Pleural infection is a frequent clinical condition. Prompt treatment has been shown to reduce morbidity, mortality and duration of hospital stay. Unfortunately, advanced stages of empyema need to use extensive surgery - decortications or thoracoplasty.
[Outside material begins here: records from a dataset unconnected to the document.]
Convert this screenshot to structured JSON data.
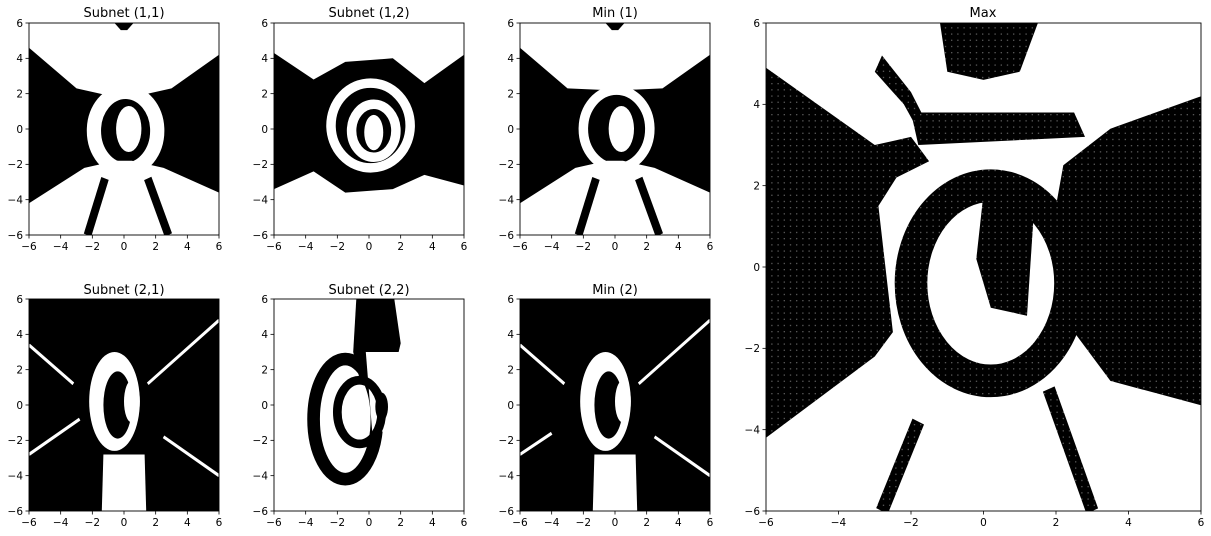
{
  "chart_data": [
    {
      "type": "heatmap",
      "title": "Subnet (1,1)",
      "xlim": [
        -6,
        6
      ],
      "ylim": [
        -6,
        6
      ],
      "xticks": [
        -6,
        -4,
        -2,
        0,
        2,
        4,
        6
      ],
      "yticks": [
        -6,
        -4,
        -2,
        0,
        2,
        4,
        6
      ],
      "colors": [
        "#000000",
        "#ffffff"
      ],
      "shapes": [
        {
          "kind": "poly",
          "fill": "#000000",
          "pts": [
            [
              -6,
              4.6
            ],
            [
              -3,
              2.3
            ],
            [
              -0.5,
              1.8
            ],
            [
              0.5,
              1.8
            ],
            [
              3,
              2.3
            ],
            [
              6,
              4.2
            ],
            [
              6,
              -3.6
            ],
            [
              2.5,
              -2.2
            ],
            [
              0.5,
              -1.8
            ],
            [
              -0.5,
              -1.8
            ],
            [
              -2.5,
              -2.2
            ],
            [
              -6,
              -4.2
            ]
          ]
        },
        {
          "kind": "poly",
          "fill": "#000000",
          "pts": [
            [
              -0.6,
              6
            ],
            [
              0.6,
              6
            ],
            [
              0.2,
              5.6
            ],
            [
              -0.2,
              5.6
            ]
          ]
        },
        {
          "kind": "ring",
          "fill": "#ffffff",
          "cx": 0.1,
          "cy": -0.1,
          "rx": 2.0,
          "ry": 2.2,
          "w": 0.9
        },
        {
          "kind": "ellipse",
          "fill": "#ffffff",
          "cx": 0.3,
          "cy": 0.0,
          "rx": 0.8,
          "ry": 1.3
        },
        {
          "kind": "thick",
          "fill": "#000000",
          "w": 0.5,
          "pts": [
            [
              -1.2,
              -2.8
            ],
            [
              -2.3,
              -6
            ]
          ]
        },
        {
          "kind": "thick",
          "fill": "#000000",
          "w": 0.5,
          "pts": [
            [
              1.5,
              -2.8
            ],
            [
              2.8,
              -6
            ]
          ]
        },
        {
          "kind": "thick",
          "fill": "#ffffff",
          "w": 0.8,
          "pts": [
            [
              -3.2,
              5.4
            ],
            [
              -2.0,
              4.0
            ],
            [
              -1.2,
              3.0
            ]
          ]
        }
      ]
    },
    {
      "type": "heatmap",
      "title": "Subnet (1,2)",
      "xlim": [
        -6,
        6
      ],
      "ylim": [
        -6,
        6
      ],
      "xticks": [
        -6,
        -4,
        -2,
        0,
        2,
        4,
        6
      ],
      "yticks": [
        -6,
        -4,
        -2,
        0,
        2,
        4,
        6
      ],
      "colors": [
        "#000000",
        "#ffffff"
      ],
      "shapes": [
        {
          "kind": "poly",
          "fill": "#000000",
          "pts": [
            [
              -6,
              4.3
            ],
            [
              -3.5,
              2.8
            ],
            [
              -1.5,
              3.8
            ],
            [
              1.5,
              4.0
            ],
            [
              3.5,
              2.6
            ],
            [
              6,
              4.2
            ],
            [
              6,
              -3.2
            ],
            [
              3.5,
              -2.6
            ],
            [
              1.5,
              -3.4
            ],
            [
              -1.5,
              -3.6
            ],
            [
              -3.5,
              -2.4
            ],
            [
              -6,
              -3.4
            ]
          ]
        },
        {
          "kind": "ring",
          "fill": "#ffffff",
          "cx": 0.1,
          "cy": 0.2,
          "rx": 2.5,
          "ry": 2.4,
          "w": 0.6
        },
        {
          "kind": "ring",
          "fill": "#ffffff",
          "cx": 0.3,
          "cy": -0.1,
          "rx": 1.4,
          "ry": 1.5,
          "w": 0.6
        },
        {
          "kind": "ellipse",
          "fill": "#ffffff",
          "cx": 0.3,
          "cy": -0.2,
          "rx": 0.6,
          "ry": 1.0
        }
      ]
    },
    {
      "type": "heatmap",
      "title": "Min (1)",
      "xlim": [
        -6,
        6
      ],
      "ylim": [
        -6,
        6
      ],
      "xticks": [
        -6,
        -4,
        -2,
        0,
        2,
        4,
        6
      ],
      "yticks": [
        -6,
        -4,
        -2,
        0,
        2,
        4,
        6
      ],
      "colors": [
        "#000000",
        "#ffffff"
      ],
      "shapes": [
        {
          "kind": "poly",
          "fill": "#000000",
          "pts": [
            [
              -6,
              4.6
            ],
            [
              -3,
              2.3
            ],
            [
              -0.5,
              2.2
            ],
            [
              0.5,
              2.2
            ],
            [
              3,
              2.3
            ],
            [
              6,
              4.2
            ],
            [
              6,
              -3.6
            ],
            [
              2.5,
              -2.2
            ],
            [
              0.5,
              -1.8
            ],
            [
              -0.5,
              -1.8
            ],
            [
              -2.5,
              -2.2
            ],
            [
              -6,
              -4.2
            ]
          ]
        },
        {
          "kind": "poly",
          "fill": "#000000",
          "pts": [
            [
              -0.6,
              6
            ],
            [
              0.6,
              6
            ],
            [
              0.2,
              5.6
            ],
            [
              -0.2,
              5.6
            ]
          ]
        },
        {
          "kind": "ring",
          "fill": "#ffffff",
          "cx": 0.1,
          "cy": 0.0,
          "rx": 2.1,
          "ry": 2.2,
          "w": 0.6
        },
        {
          "kind": "ellipse",
          "fill": "#ffffff",
          "cx": 0.4,
          "cy": 0.0,
          "rx": 0.8,
          "ry": 1.3
        },
        {
          "kind": "thick",
          "fill": "#000000",
          "w": 0.5,
          "pts": [
            [
              -1.2,
              -2.8
            ],
            [
              -2.3,
              -6
            ]
          ]
        },
        {
          "kind": "thick",
          "fill": "#000000",
          "w": 0.5,
          "pts": [
            [
              1.5,
              -2.8
            ],
            [
              2.8,
              -6
            ]
          ]
        },
        {
          "kind": "thick",
          "fill": "#ffffff",
          "w": 0.8,
          "pts": [
            [
              -3.2,
              5.4
            ],
            [
              -2.0,
              4.0
            ],
            [
              -1.2,
              3.0
            ]
          ]
        }
      ]
    },
    {
      "type": "heatmap",
      "title": "Subnet (2,1)",
      "xlim": [
        -6,
        6
      ],
      "ylim": [
        -6,
        6
      ],
      "xticks": [
        -6,
        -4,
        -2,
        0,
        2,
        4,
        6
      ],
      "yticks": [
        -6,
        -4,
        -2,
        0,
        2,
        4,
        6
      ],
      "colors": [
        "#000000",
        "#ffffff"
      ],
      "shapes": [
        {
          "kind": "rect",
          "fill": "#000000",
          "x0": -6,
          "y0": -6,
          "x1": 6,
          "y1": 6
        },
        {
          "kind": "thick",
          "fill": "#ffffff",
          "w": 0.18,
          "pts": [
            [
              -6,
              3.4
            ],
            [
              -3.2,
              1.2
            ]
          ]
        },
        {
          "kind": "thick",
          "fill": "#ffffff",
          "w": 0.18,
          "pts": [
            [
              -6,
              -2.8
            ],
            [
              -2.8,
              -0.8
            ]
          ]
        },
        {
          "kind": "thick",
          "fill": "#ffffff",
          "w": 0.18,
          "pts": [
            [
              1.5,
              1.2
            ],
            [
              6,
              4.8
            ]
          ]
        },
        {
          "kind": "thick",
          "fill": "#ffffff",
          "w": 0.18,
          "pts": [
            [
              2.5,
              -1.8
            ],
            [
              6,
              -4
            ]
          ]
        },
        {
          "kind": "ellipse",
          "fill": "#ffffff",
          "cx": -0.6,
          "cy": 0.2,
          "rx": 1.6,
          "ry": 2.8
        },
        {
          "kind": "ellipse",
          "fill": "#000000",
          "cx": -0.4,
          "cy": 0.0,
          "rx": 0.9,
          "ry": 1.9
        },
        {
          "kind": "poly",
          "fill": "#ffffff",
          "pts": [
            [
              -1.3,
              -2.8
            ],
            [
              1.3,
              -2.8
            ],
            [
              1.4,
              -6
            ],
            [
              -1.4,
              -6
            ]
          ]
        },
        {
          "kind": "ellipse",
          "fill": "#ffffff",
          "cx": 0.5,
          "cy": 0.2,
          "rx": 0.5,
          "ry": 1.2
        }
      ]
    },
    {
      "type": "heatmap",
      "title": "Subnet (2,2)",
      "xlim": [
        -6,
        6
      ],
      "ylim": [
        -6,
        6
      ],
      "xticks": [
        -6,
        -4,
        -2,
        0,
        2,
        4,
        6
      ],
      "yticks": [
        -6,
        -4,
        -2,
        0,
        2,
        4,
        6
      ],
      "colors": [
        "#000000",
        "#ffffff"
      ],
      "shapes": [
        {
          "kind": "poly",
          "fill": "#000000",
          "pts": [
            [
              -0.8,
              6
            ],
            [
              1.6,
              6
            ],
            [
              2.0,
              3.5
            ],
            [
              1.5,
              1.6
            ],
            [
              -0.6,
              1.5
            ],
            [
              -1.0,
              3.0
            ]
          ]
        },
        {
          "kind": "ring",
          "fill": "#000000",
          "cx": -1.5,
          "cy": -0.8,
          "rx": 2.0,
          "ry": 3.4,
          "w": 0.8
        },
        {
          "kind": "poly",
          "fill": "#ffffff",
          "pts": [
            [
              -0.2,
              3.0
            ],
            [
              2.5,
              3.0
            ],
            [
              2.5,
              -1.5
            ],
            [
              0.2,
              -1.5
            ]
          ]
        },
        {
          "kind": "ring",
          "fill": "#000000",
          "cx": -0.6,
          "cy": -0.4,
          "rx": 1.4,
          "ry": 1.8,
          "w": 0.55
        },
        {
          "kind": "ellipse",
          "fill": "#000000",
          "cx": 0.8,
          "cy": -0.1,
          "rx": 0.4,
          "ry": 0.8
        }
      ]
    },
    {
      "type": "heatmap",
      "title": "Min (2)",
      "xlim": [
        -6,
        6
      ],
      "ylim": [
        -6,
        6
      ],
      "xticks": [
        -6,
        -4,
        -2,
        0,
        2,
        4,
        6
      ],
      "yticks": [
        -6,
        -4,
        -2,
        0,
        2,
        4,
        6
      ],
      "colors": [
        "#000000",
        "#ffffff"
      ],
      "shapes": [
        {
          "kind": "rect",
          "fill": "#000000",
          "x0": -6,
          "y0": -6,
          "x1": 6,
          "y1": 6
        },
        {
          "kind": "thick",
          "fill": "#ffffff",
          "w": 0.18,
          "pts": [
            [
              -6,
              3.4
            ],
            [
              -3.2,
              1.2
            ]
          ]
        },
        {
          "kind": "thick",
          "fill": "#ffffff",
          "w": 0.18,
          "pts": [
            [
              -6,
              -2.8
            ],
            [
              -4.0,
              -1.6
            ]
          ]
        },
        {
          "kind": "thick",
          "fill": "#ffffff",
          "w": 0.18,
          "pts": [
            [
              1.5,
              1.2
            ],
            [
              6,
              4.8
            ]
          ]
        },
        {
          "kind": "thick",
          "fill": "#ffffff",
          "w": 0.18,
          "pts": [
            [
              2.5,
              -1.8
            ],
            [
              6,
              -4
            ]
          ]
        },
        {
          "kind": "ellipse",
          "fill": "#ffffff",
          "cx": -0.6,
          "cy": 0.2,
          "rx": 1.6,
          "ry": 2.8
        },
        {
          "kind": "ellipse",
          "fill": "#000000",
          "cx": -0.4,
          "cy": 0.0,
          "rx": 0.9,
          "ry": 1.9
        },
        {
          "kind": "poly",
          "fill": "#ffffff",
          "pts": [
            [
              -1.3,
              -2.8
            ],
            [
              1.3,
              -2.8
            ],
            [
              1.4,
              -6
            ],
            [
              -1.4,
              -6
            ]
          ]
        },
        {
          "kind": "ellipse",
          "fill": "#ffffff",
          "cx": 0.5,
          "cy": 0.2,
          "rx": 0.5,
          "ry": 1.2
        }
      ]
    },
    {
      "type": "scatter",
      "title": "Max",
      "xlim": [
        -6,
        6
      ],
      "ylim": [
        -6,
        6
      ],
      "xticks": [
        -6,
        -4,
        -2,
        0,
        2,
        4,
        6
      ],
      "yticks": [
        -6,
        -4,
        -2,
        0,
        2,
        4,
        6
      ],
      "colors": [
        "#000000",
        "#ffffff"
      ],
      "shapes": [
        {
          "kind": "poly",
          "fill": "#000000",
          "pts": [
            [
              -6,
              4.9
            ],
            [
              -3,
              3.0
            ],
            [
              -2.0,
              3.2
            ],
            [
              -1.5,
              2.6
            ],
            [
              -2.4,
              2.2
            ],
            [
              -2.9,
              1.5
            ],
            [
              -2.5,
              -1.6
            ],
            [
              -3,
              -2.2
            ],
            [
              -6,
              -4.2
            ]
          ]
        },
        {
          "kind": "poly",
          "fill": "#000000",
          "pts": [
            [
              6,
              4.2
            ],
            [
              3.5,
              3.4
            ],
            [
              2.2,
              2.5
            ],
            [
              2.0,
              1.5
            ],
            [
              2.5,
              -0.5
            ],
            [
              2.5,
              -1.6
            ],
            [
              3.5,
              -2.8
            ],
            [
              6,
              -3.4
            ]
          ]
        },
        {
          "kind": "poly",
          "fill": "#000000",
          "pts": [
            [
              -1.2,
              6
            ],
            [
              1.5,
              6
            ],
            [
              1.0,
              4.8
            ],
            [
              0,
              4.6
            ],
            [
              -1.0,
              4.8
            ]
          ]
        },
        {
          "kind": "poly",
          "fill": "#000000",
          "pts": [
            [
              -2.8,
              5.2
            ],
            [
              -2.0,
              4.3
            ],
            [
              -1.6,
              3.6
            ],
            [
              -1.7,
              3.2
            ],
            [
              -2.2,
              4.0
            ],
            [
              -3.0,
              4.8
            ]
          ]
        },
        {
          "kind": "poly",
          "fill": "#000000",
          "pts": [
            [
              -2.0,
              3.8
            ],
            [
              2.5,
              3.8
            ],
            [
              2.8,
              3.2
            ],
            [
              -1.8,
              3.0
            ]
          ]
        },
        {
          "kind": "ring",
          "fill": "#000000",
          "cx": 0.2,
          "cy": -0.4,
          "rx": 2.2,
          "ry": 2.4,
          "w": 0.9
        },
        {
          "kind": "poly",
          "fill": "#000000",
          "pts": [
            [
              0,
              1.8
            ],
            [
              1.4,
              1.5
            ],
            [
              1.2,
              -1.2
            ],
            [
              0.2,
              -1.0
            ],
            [
              -0.2,
              0.2
            ]
          ]
        },
        {
          "kind": "thick",
          "fill": "#000000",
          "w": 0.35,
          "pts": [
            [
              -1.8,
              -3.8
            ],
            [
              -2.8,
              -6
            ]
          ]
        },
        {
          "kind": "thick",
          "fill": "#000000",
          "w": 0.35,
          "pts": [
            [
              1.8,
              -3.0
            ],
            [
              3.0,
              -6
            ]
          ]
        },
        {
          "kind": "thick",
          "fill": "#000000",
          "w": 0.3,
          "pts": [
            [
              -6,
              2.8
            ],
            [
              -4.6,
              1.5
            ]
          ]
        },
        {
          "kind": "thick",
          "fill": "#000000",
          "w": 0.3,
          "pts": [
            [
              -6,
              -2.2
            ],
            [
              -4.6,
              -1.4
            ]
          ]
        }
      ]
    }
  ]
}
Early recognition of the parapneumonic effusion and the adequate treatment with thoracentesis or pleural drainage, which is minimally invasive, is possible not to prograde the process and not to become empyema.
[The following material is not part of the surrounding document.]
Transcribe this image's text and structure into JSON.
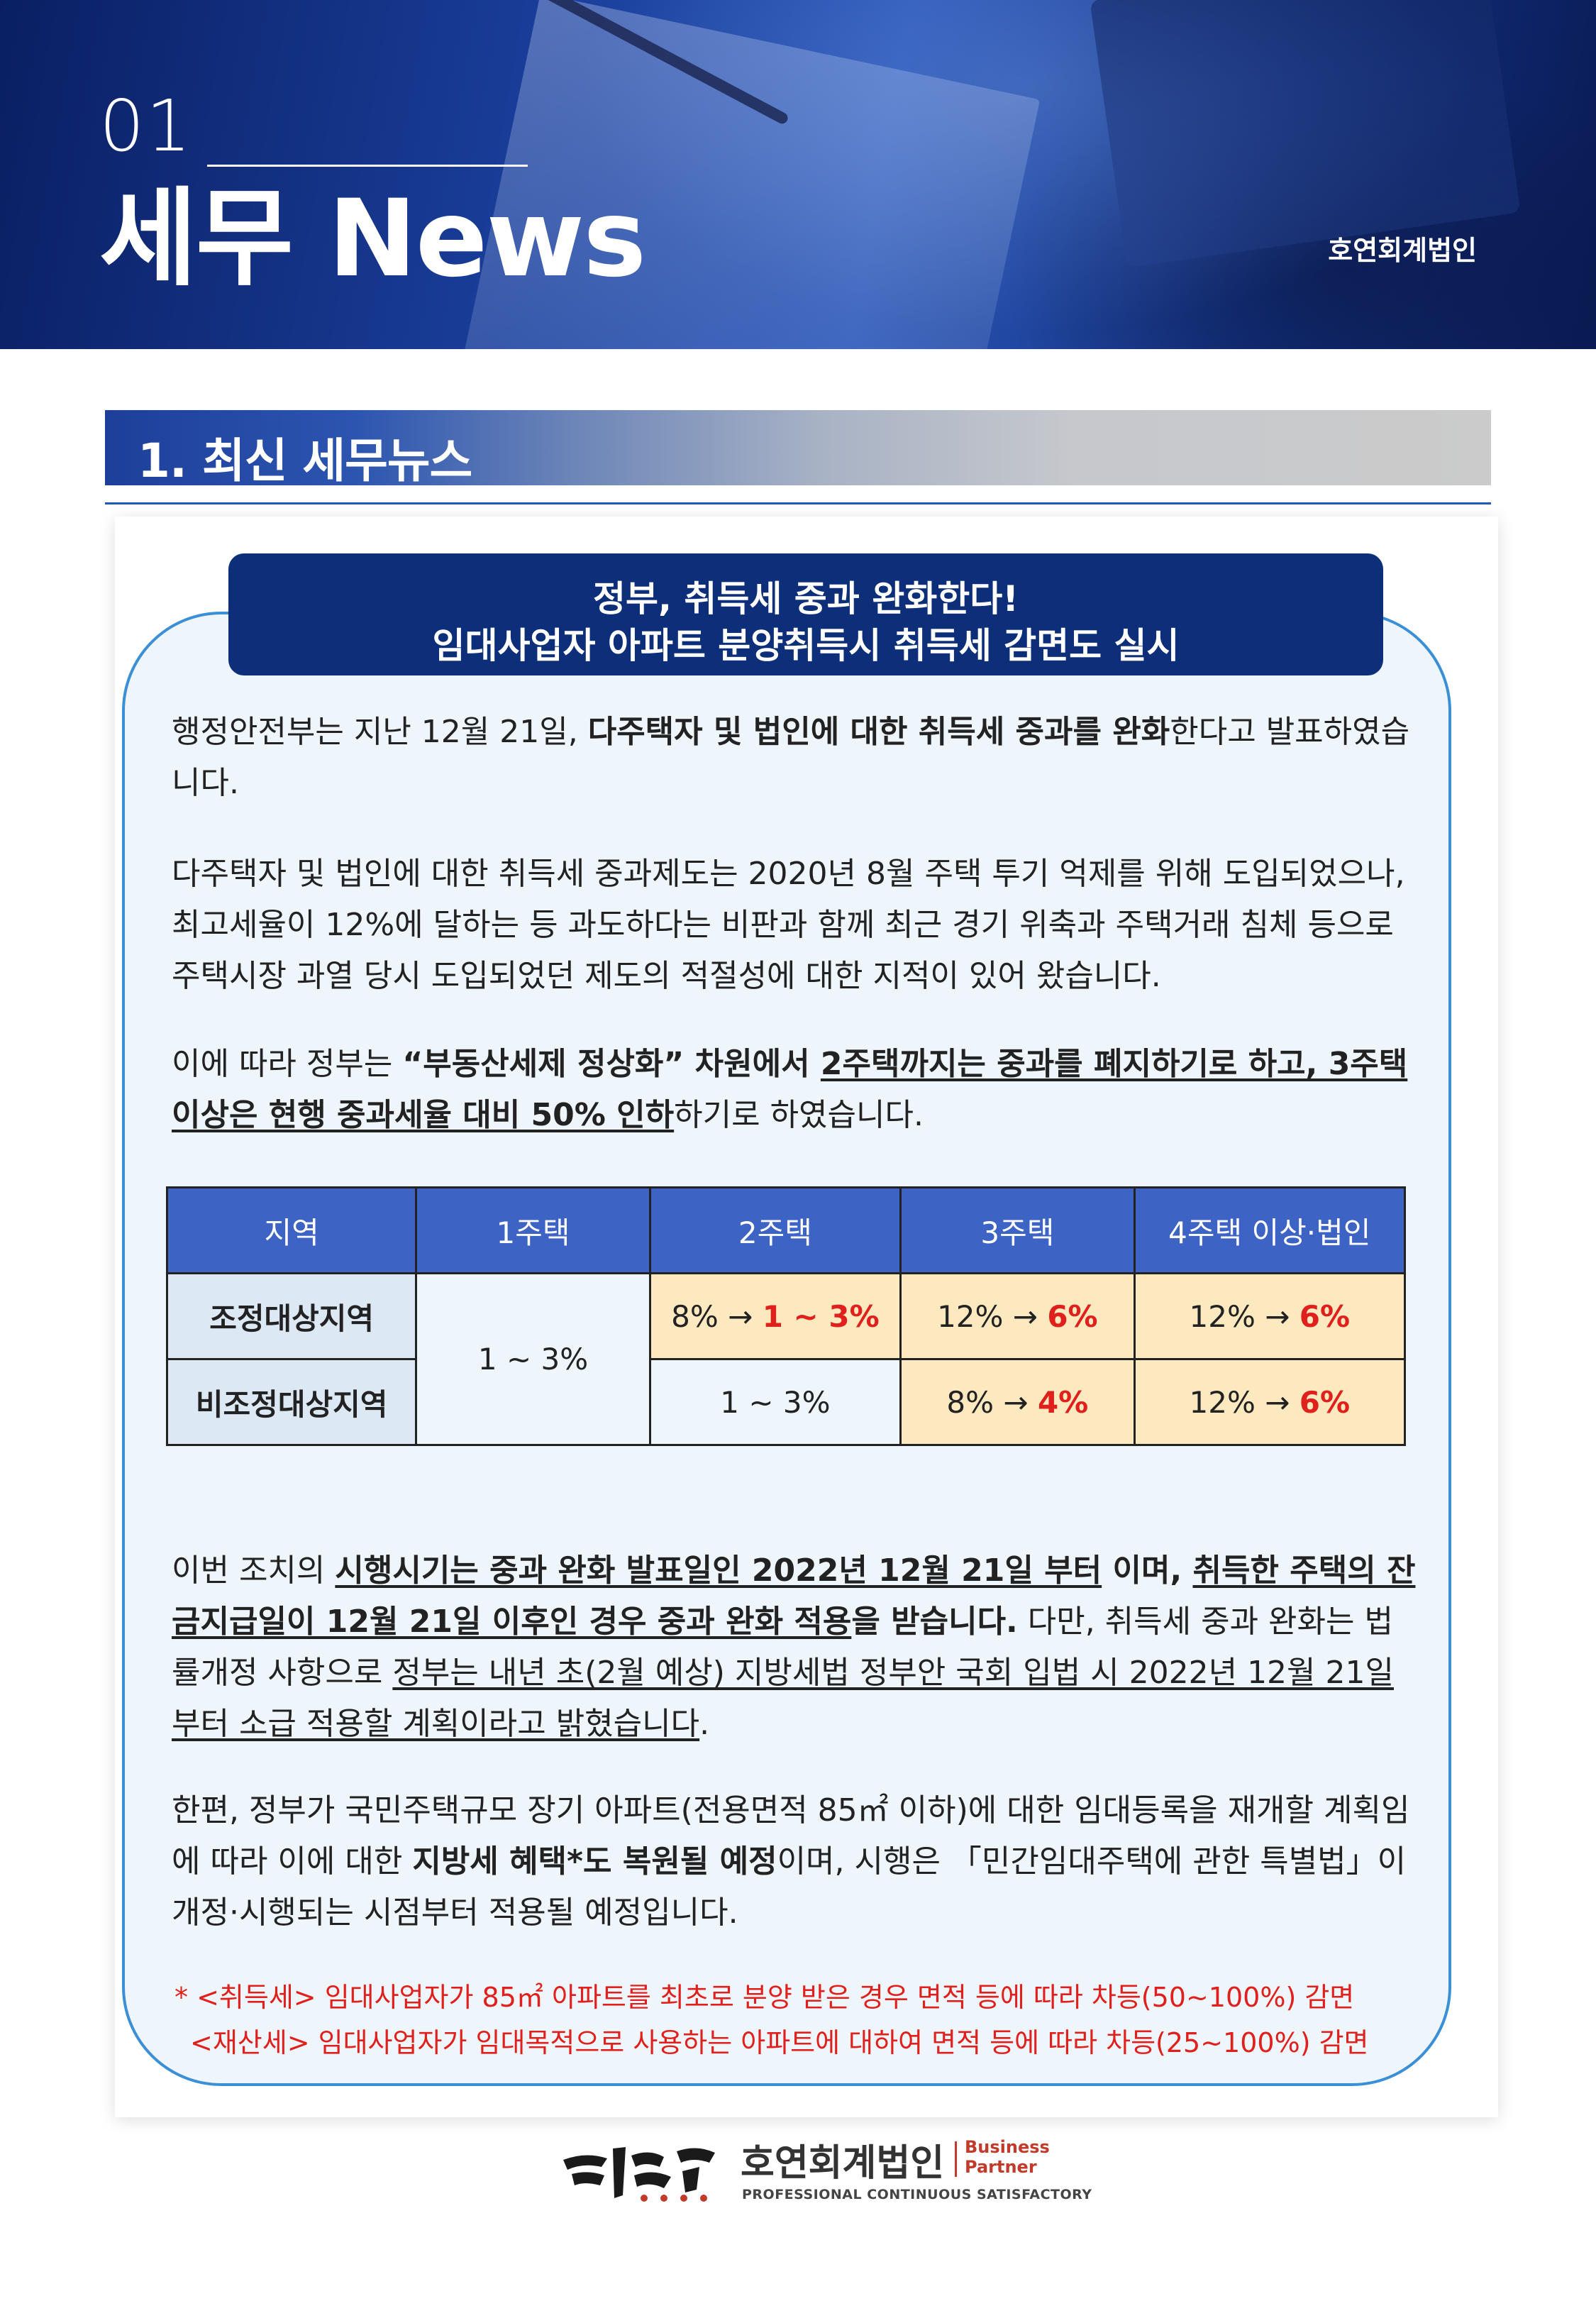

To analyze the results of the surgical treatment in patients with empyema treated at Clinic for thoracic surgery.
In the retrospective study we analyzed 234 patients with empyema which were treated at the Clinic for Thoracic Surgery in 5 year period (2011-2015). The mean age of the patients was 51.94 years. They were treated with pleural drainage, decortications or thoracoplasty.
With pleural drainage were treated 165/234 (70.51%) patients, of which successfully were finished 124/165 (75.15%), but 41/165 (24.85%) were indicated after the decortications. A total of 108/234 (46.15%) were treated with decortications from which, primary decortications were indicated in 67/234 (28.63%) patients. 5/234 (2.14%) patients were treated with thoracoplasty - 3 of the patients with decortications and 2 with primary indicated thoracoplasty according to the local findings, long term untreated empyema and bad general condition. The Mean hospitalization was 17.4 days, of which 13.4 days after surgery. In the group with primary drainage it was detected a lethal outcome in 7/124 (5.64%) patients, 5/105 (4.76%) in the group with decortications and 2/5 (40%) in the group with thoracoplasty.
Early detection of the parapneumonic effusion and the adequate treatment will prevent the appearance of empyema. If the empyema is detected it is necessary as early as possible to start the treatment with minimally invasive pleural drainage. In earlier stages it is possible to use less invasive decortications, using VATS than the open thoracotomy decortication which is more extensive surgical intervention.
胸腔感染是一种常见的临床病症。已证实及时治疗可降低发病率、死亡率及住院时间。不幸的是,脓胸晚期需要进行广泛的手术——胸膜剥脱术或胸廓成形术。早期识别肺炎旁胸腔积液并通过胸腔穿刺术或胸腔引流进行充分治疗(这是微创的),有可能阻止病情进展且不会发展为脓胸。
分析在胸外科诊所接受治疗的脓胸患者的手术治疗结果。
在这项回顾性研究中,我们分析了234例在5年期间(2011 - 2015年)于胸外科诊所接受治疗的脓胸患者。患者的平均年龄为51.94岁。他们接受了胸腔引流、胸膜剥脱术或胸廓成形术治疗。
165/234(70.51%)例患者接受了胸腔引流,其中124/165(75.15%)例成功完成治疗,但41/165(24.85%)例在胸膜剥脱术后仍需进一步治疗。共有108/234(46.15%)例接受了胸膜剥脱术,其中67/234(28.63%)例患者进行了一期胸膜剥脱术。5/234(2.14%)例患者接受了胸廓成形术——根据局部情况、长期未治疗的脓胸及全身状况不佳,3例患者在胸膜剥脱术后进行了胸廓成形术,2例患者进行了一期胸廓成形术。平均住院时间为17.4天,其中术后住院13.4天。在一期引流组中,7/124(5.64%)例患者死亡,胸膜剥脱术组为5/105(4.76%)例,胸廓成形术组为2/5(40%)例。
早期发现肺炎旁胸腔积液并进行充分治疗可预防脓胸的出现。如果发现脓胸,有必要尽早开始采用微创胸腔引流进行治疗。在早期阶段,可以使用比开放性胸廓切开胸膜剥脱术创伤更小的电视辅助胸腔镜手术(VATS)进行胸膜剥脱术,开放性胸廓切开胸膜剥脱术是一种更广泛的外科手术干预。